Almost 900,000 cases were detected on average each day around the world between Dec. 22-28, with myriad countries posting new all-time highs over the past 24 hours, including the United States, Australia and many European nations.

December 29, 2021 / 07:20 PM IST
Representative image (Source: Reuters)

Representative image (Source: Reuters)

Global COVID-19 infections hit a record high over the past seven-day period, Reuters data showed on Wednesday, as the new Omicron variant raced out of control, keeping workers at home and overwhelming testing centres.

Almost 900,000 cases were detected on average each day around the world between Dec. 22-28, with myriad countries posting new all-time highs over the past 24 hours, including the United States, Australia and many European nations.

Almost two years after China first reported a cluster of "viral pneumonia" cases in the city of Wuhan, the regularly mutating coronavirus is still wreaking havoc, forcing numerous governments to rethink quarantine and test rules.

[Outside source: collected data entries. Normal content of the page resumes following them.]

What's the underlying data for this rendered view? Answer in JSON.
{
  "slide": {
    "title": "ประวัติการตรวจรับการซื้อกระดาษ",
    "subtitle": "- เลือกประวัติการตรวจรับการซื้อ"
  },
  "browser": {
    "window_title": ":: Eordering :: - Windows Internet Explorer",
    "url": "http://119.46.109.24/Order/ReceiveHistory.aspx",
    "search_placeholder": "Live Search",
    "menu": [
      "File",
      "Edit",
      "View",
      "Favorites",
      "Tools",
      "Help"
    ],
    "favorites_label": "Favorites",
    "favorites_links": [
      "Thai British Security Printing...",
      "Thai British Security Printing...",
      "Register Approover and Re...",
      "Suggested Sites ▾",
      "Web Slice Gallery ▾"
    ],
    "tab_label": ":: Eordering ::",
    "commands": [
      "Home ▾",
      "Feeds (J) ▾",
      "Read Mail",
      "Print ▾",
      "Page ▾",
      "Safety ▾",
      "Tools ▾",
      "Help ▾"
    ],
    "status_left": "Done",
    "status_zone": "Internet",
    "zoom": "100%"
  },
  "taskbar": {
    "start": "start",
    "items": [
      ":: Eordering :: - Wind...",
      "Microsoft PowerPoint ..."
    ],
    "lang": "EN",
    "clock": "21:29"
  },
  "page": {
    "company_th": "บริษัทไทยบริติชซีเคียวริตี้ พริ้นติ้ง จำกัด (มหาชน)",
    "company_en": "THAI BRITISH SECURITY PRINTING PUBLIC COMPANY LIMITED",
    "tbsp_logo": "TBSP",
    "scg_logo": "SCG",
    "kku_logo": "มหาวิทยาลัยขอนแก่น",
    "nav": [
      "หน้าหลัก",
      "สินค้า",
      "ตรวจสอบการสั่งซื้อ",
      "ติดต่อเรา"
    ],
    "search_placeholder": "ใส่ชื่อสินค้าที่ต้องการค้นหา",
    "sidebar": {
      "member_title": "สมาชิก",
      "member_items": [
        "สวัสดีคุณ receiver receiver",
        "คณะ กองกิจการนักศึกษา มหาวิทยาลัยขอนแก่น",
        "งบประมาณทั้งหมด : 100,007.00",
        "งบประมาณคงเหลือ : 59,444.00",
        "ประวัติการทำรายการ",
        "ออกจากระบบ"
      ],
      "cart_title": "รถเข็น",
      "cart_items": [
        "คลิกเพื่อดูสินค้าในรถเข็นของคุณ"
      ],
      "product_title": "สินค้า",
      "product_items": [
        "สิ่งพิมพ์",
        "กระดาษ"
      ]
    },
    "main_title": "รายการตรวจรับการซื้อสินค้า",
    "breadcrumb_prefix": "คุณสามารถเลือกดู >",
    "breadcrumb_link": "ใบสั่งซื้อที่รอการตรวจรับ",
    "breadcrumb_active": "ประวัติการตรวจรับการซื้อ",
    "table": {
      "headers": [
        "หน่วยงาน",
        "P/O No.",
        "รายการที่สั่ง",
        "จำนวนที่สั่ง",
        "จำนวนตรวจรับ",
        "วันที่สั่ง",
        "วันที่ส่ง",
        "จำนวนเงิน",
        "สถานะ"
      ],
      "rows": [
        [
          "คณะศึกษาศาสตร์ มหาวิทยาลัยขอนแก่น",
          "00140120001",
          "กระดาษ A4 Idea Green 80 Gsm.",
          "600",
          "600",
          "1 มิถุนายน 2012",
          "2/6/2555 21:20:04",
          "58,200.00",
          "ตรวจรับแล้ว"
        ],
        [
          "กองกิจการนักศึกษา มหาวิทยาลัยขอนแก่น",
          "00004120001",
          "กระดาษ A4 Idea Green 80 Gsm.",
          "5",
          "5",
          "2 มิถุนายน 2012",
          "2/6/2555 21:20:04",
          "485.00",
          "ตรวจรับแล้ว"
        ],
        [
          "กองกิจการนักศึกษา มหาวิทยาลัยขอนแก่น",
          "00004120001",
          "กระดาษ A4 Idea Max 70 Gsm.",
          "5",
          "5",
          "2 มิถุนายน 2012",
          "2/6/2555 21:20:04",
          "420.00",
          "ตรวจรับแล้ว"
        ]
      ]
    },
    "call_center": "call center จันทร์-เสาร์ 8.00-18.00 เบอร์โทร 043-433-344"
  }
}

Although studies have suggested the Omicron variant is less deadly than some of its predecessors, the huge numbers of people testing positive mean that hospitals in some countries might soon be overwhelmed, while businesses might struggle to carry on operating because of workers having to quarantine.

France, Britain, Italy, Spain, Portugal, Greece, Cyprus and Malta all registered a record number of new cases on Tuesday, while the average number of daily COVID-19 cases in the United States hit a record 258,312 over the past seven days, according to a Reuters tally on Wednesday. The previous peak was a figure of 250,141 registered in early January, this year.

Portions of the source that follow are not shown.